So Many Mulches
by Ruth S. Foster

There was a wonderful old book called "Gardening for the Aged, the Indolent and the Infirm." The general thesis was to use 6" of rotting pasture grass on everything. As it decayed, it enriched the soil. It keeps the weeds down. The roots stayed cool and moist. When grass sprouted on top, another 6" was added to smother it. It was not
neat but it was easy. There are neat mulches and messy mulches. Today "neatness" is the style.

The Neat Mulches:
Dust mulch which is well cultivated topsoil kept chopped with a hoe, is the most work.
Bark mulch is the most commonly used and most useful. Though expensive it looks neat for about a year.
Wood chips which are basically just chipped and shredded wood, including the bark look pretty neat too. Both of these use up nitrogen as they decompose, so crops growing near them may need extra nitrogen.
Peat moss looks good, but dries out, and being acid, requires extra lime to keep the soil at an optimum pH of about 6.5.
Buckwheat hulls are expensive, look beautiful, but blow in the wind sometimes.
Cocoa hulls are similar, and smell like chocolate. Marvelous for chocoholics but they contain a chemical that disrupts the growth of some plants.
Crushed stone is very neat... at first... but the devil to deal with ever after because of weeds and decaying leaves. It should always be put down on top of a good weed retardant fabric.

The Plastic Mulches:
Weed fabric retardant mulches have minute holes that allow both air and water through and are excellent . They are not cheap, but they do save work and keep weeds down. They can be hidden under neat bark mulch and will reduce work.
Ordinary black plastic is often used, especially on vegetables, but holes have to be punched for water to run through. (Tomatoes like the warm soil.)
Clear plastic is not good because it gets hot in sunlight and cooks plant roots.

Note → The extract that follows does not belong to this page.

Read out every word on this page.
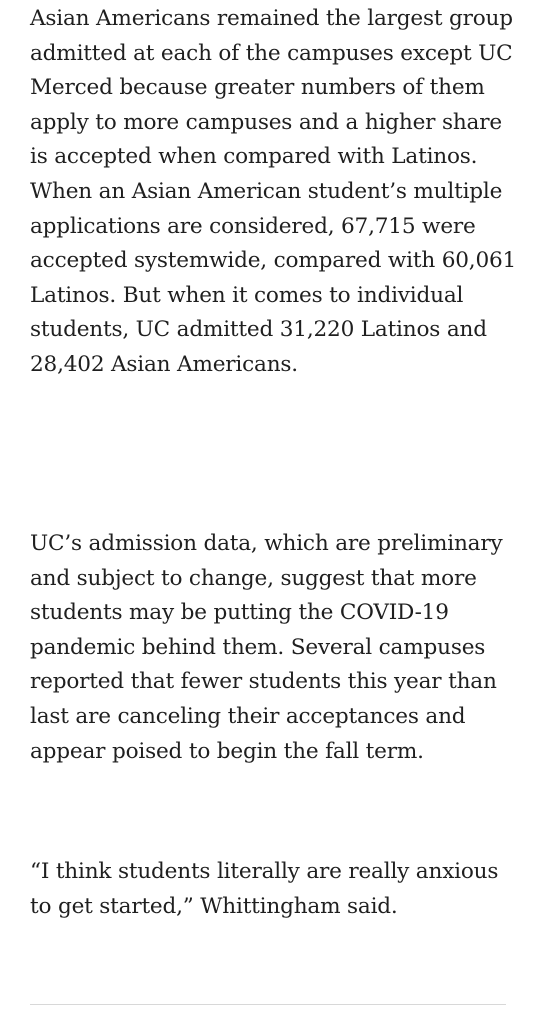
Asian Americans remained the largest group admitted at each of the campuses except UC Merced because greater numbers of them apply to more campuses and a higher share is accepted when compared with Latinos. When an Asian American student’s multiple applications are considered, 67,715 were accepted systemwide, compared with 60,061 Latinos. But when it comes to individual students, UC admitted 31,220 Latinos and 28,402 Asian Americans.

UC’s admission data, which are preliminary and subject to change, suggest that more students may be putting the COVID-19 pandemic behind them. Several campuses reported that fewer students this year than last are canceling their acceptances and appear poised to begin the fall term.

“I think students literally are really anxious to get started,” Whittingham said.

However, it may be used to warm up cold soil in a seedbed in early spring then removed when the plants grow.

The Messy Mulches:
They are easiest and cheapest.
Newspaper can be applied heavily and early in the season. It smothers even the most vigorous of weeds and eventually decays and can be dug under. There is some question whether the ink dyes contain metals so it should not be used in the vegetable bed. A layer of paper may be covered with an expensive neat coat like bark nuggets, chocolate or buckwheat hulls. Sometimes as the season progresses, and the big annual grasses get out of hand, I just throw more thick newspaper on them. It's messy but easy.
Hay is cheap, but get it without seeds or you'll be weeding forever.
Seaweed smells a bit, but it's not unpleasant if you love the sea and since it has the best nutrients and growth hormones, your garden will really thrive. It has to be well washed to get out all the salt.
Grass clippings are OK but no more than one inch at a time, so each layer can dry out. Extra nitrogen is required as green grass decays. If grass is to be used for growing vegetables, then only fertilizer and lime may be used on it, no herbicides, fungicides or insecticides.
Leaves may be used, but no more than one half inch, for they tend to mat and get slimy. If leaves are first chopped up with the lawnmower before raking, they don't mat as much. Oak leaves stay dry, but are acid, and require lime. Pine needles also are acid. Any combination of all of the above is fine, depending on what's handy.